Are prepared for the cost? It is very easy to spend £400 making a £100 bike. That may not matter to you.
This, many times over. I have just finished building a nice steel lightweight frame into a basic 5-speed road bike, and I dread to think how much it has cost me, compared to buying a complete s/h bike or even walking into a bike shop and buying a new one. And I was using the cheapest parts possible. To anyone other than me, it is worth buttons, of course. But I enjoyed the process and learned a lot on the way, so it's all good.
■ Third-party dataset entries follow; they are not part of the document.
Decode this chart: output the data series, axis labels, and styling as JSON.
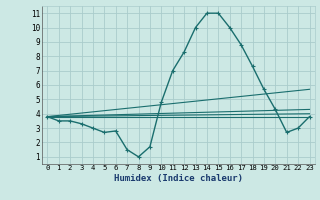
{
  "title": "",
  "xlabel": "Humidex (Indice chaleur)",
  "xlim": [
    -0.5,
    23.5
  ],
  "ylim": [
    0.5,
    11.5
  ],
  "xticks": [
    0,
    1,
    2,
    3,
    4,
    5,
    6,
    7,
    8,
    9,
    10,
    11,
    12,
    13,
    14,
    15,
    16,
    17,
    18,
    19,
    20,
    21,
    22,
    23
  ],
  "yticks": [
    1,
    2,
    3,
    4,
    5,
    6,
    7,
    8,
    9,
    10,
    11
  ],
  "bg_color": "#cce8e4",
  "grid_color": "#aacccc",
  "line_color": "#1a6e6e",
  "line_series": [
    {
      "x": [
        0,
        1,
        2,
        3,
        4,
        5,
        6,
        7,
        8,
        9,
        10,
        11,
        12,
        13,
        14,
        15,
        16,
        17,
        18,
        19,
        20,
        21,
        22,
        23
      ],
      "y": [
        3.8,
        3.5,
        3.5,
        3.3,
        3.0,
        2.7,
        2.8,
        1.5,
        1.0,
        1.7,
        4.8,
        7.0,
        8.3,
        10.0,
        11.0,
        11.0,
        10.0,
        8.8,
        7.3,
        5.7,
        4.3,
        2.7,
        3.0,
        3.8
      ],
      "marker": true,
      "lw": 1.0
    },
    {
      "x": [
        0,
        23
      ],
      "y": [
        3.8,
        3.8
      ],
      "marker": false,
      "lw": 0.8
    },
    {
      "x": [
        0,
        23
      ],
      "y": [
        3.8,
        4.0
      ],
      "marker": false,
      "lw": 0.8
    },
    {
      "x": [
        0,
        23
      ],
      "y": [
        3.8,
        4.3
      ],
      "marker": false,
      "lw": 0.8
    },
    {
      "x": [
        0,
        23
      ],
      "y": [
        3.8,
        5.7
      ],
      "marker": false,
      "lw": 0.8
    }
  ]
}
The other point is that it's actually harder than it looks. Like you, I have done a lot of maintenance and repair on bikes and thought I knew my way around, but I was always working on an existing setup that worked, usually as it came from the factory. BB length, rear wheel dish, rear axle length, derailleur capacity, chainline, all were worked out by someone else and built into a complete working bike. If you start with a frame, you have to work all this out for yourself, and it needs a fair bit of research. You could end up spending a lot of money in trial and error. I would recommend the Sheldon Brown website as a starting point, and there is a lot of expertise on this forum. My original plan was for a flip-flop fixie/singlespeed, but in the end I caved in and went for a simple geared setup. My frame has 130 mm OLD and it's near impossible to buy a wheel with a flip-flop hub in that size (I can't afford to have one custom built). I didn't want to cold set the frame (too nice and I wanted it to stay fairly original) and all the other options for getting a good chainline were bodges to some extent.
You can buy a flip-flop fixie/singlespeed on
eBay for under £200 brand new. It won't be great quality I would imagine, but if your urge for a fixie is just an itch, it might be worth trying that first. It will be cheaper than making your own, I guarantee it. I may well get myself on of these in the New Year as a present to myself, and get my fixie fix that way.
Also, as someone who grew up in Yorkshire, an Ellis-Briggs frame was the height of my adolescent fantasies. They are very, very good road and touring frames and rightly make a lot of money in good condition. The thought of anyone chopping one around to make something different makes me want to weep. You wouldn't buy a classic Jag with an idea of turning into an off-roader
Have a good think before committing yourself.